ただ、相手はアウェイでのダービーでも最近7試合でわずか1敗と、オールド・トラッフォードにまったく苦手意識を持っていないシティである。ペップ・グアルディオラのチームもまた、この日は守備が手堅かった。裏へのパスは、ヴァンサン・コンパニを中心とした守備陣とアグレッシブなGKエデルソンがしっかりケアし、ユナイテッドに決定機を作らせない。中々裏を取れない故に、ユナイテッドのMF陣はミドルシュートを狙う場面が多くなるが枠に飛ばず、ボールをシティに渡してしまう。そうした中で、試合のペースは徐々にだが、シティに傾いていくことになった。

しっかりブロックを作って守るユナイテッドを、じわじわとこじ開けようとするシティ。その兆候は30~40分あたりで特に顕著になっていき、この時間帯はボール支配率が80%に上った。そして44分にはようやく“らしい”崩しが見られ、巧みなパスワークからスターリングが中に入り込んで惜しいシュートを放つ。ユナイテッドにとっては、前半終了間際になってペースを譲り渡してしまったことで、後半に大きなツケを払うことになった。

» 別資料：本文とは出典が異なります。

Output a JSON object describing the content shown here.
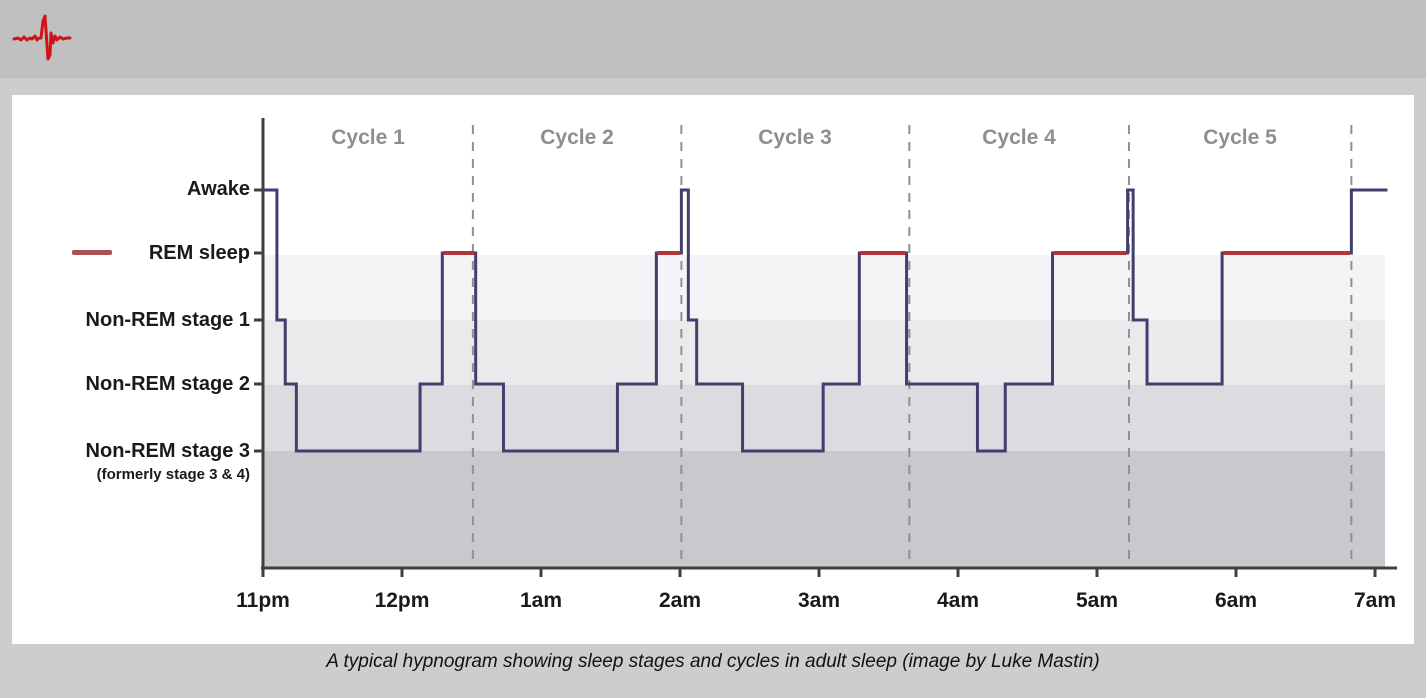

試合後、ペップは「前半はピッチ中央でボールを失うことが多かった。それにより相手にカウンターを仕掛けられていた」と振り返っている。後半に入ると、シティはその点を“微修正”し、MFがアンカーのフレッジの両脇、つまりポグバやペレイラがSBのケアにあたって空けたスペースをうまく使うことでさらに攻勢を強めていく。そして51分、試合の行方を左右する出来事が起こる。フェルナンジーニョの負傷交代だ。シティにとっては痛い交代ではあったが、結果的にこれが“ケガの功名”になる。フェルナンジーニョに代えてサネを投入したこの交代箇所から、シティの最初のゴールが生まれることになったのだった。

■“ケガの功名”で生まれたゴールが分岐点に

Bernardo Silva Leroy Sane Manchester City 2018-19Getty Images

54分、インサイドハーフからアンカーに移ったギュンドアンが、同じくウイングから右インサイドハーフに移ったB・シウバに鋭い縦パスを通す。B・シウバがボールを受けたのは、SBのウォーカーにチェックをかけていたポグバの裏、そしてショーの対面という絶妙なポジションだ。そのままハーフスペースから内に切り込んで左足を振り抜く。ファーに巻くシュートを予想していたのか、ニアを狙ったシュートに意表を突かれたダビド・デ・ヘアは一歩対応が遅れ、ボールはネットに収まった。シティの並びが変わったことで、ややマークがずれたユナイテッド。そこを的確に突いたシティ。この1点が、勝負の分かれ目になったのだった。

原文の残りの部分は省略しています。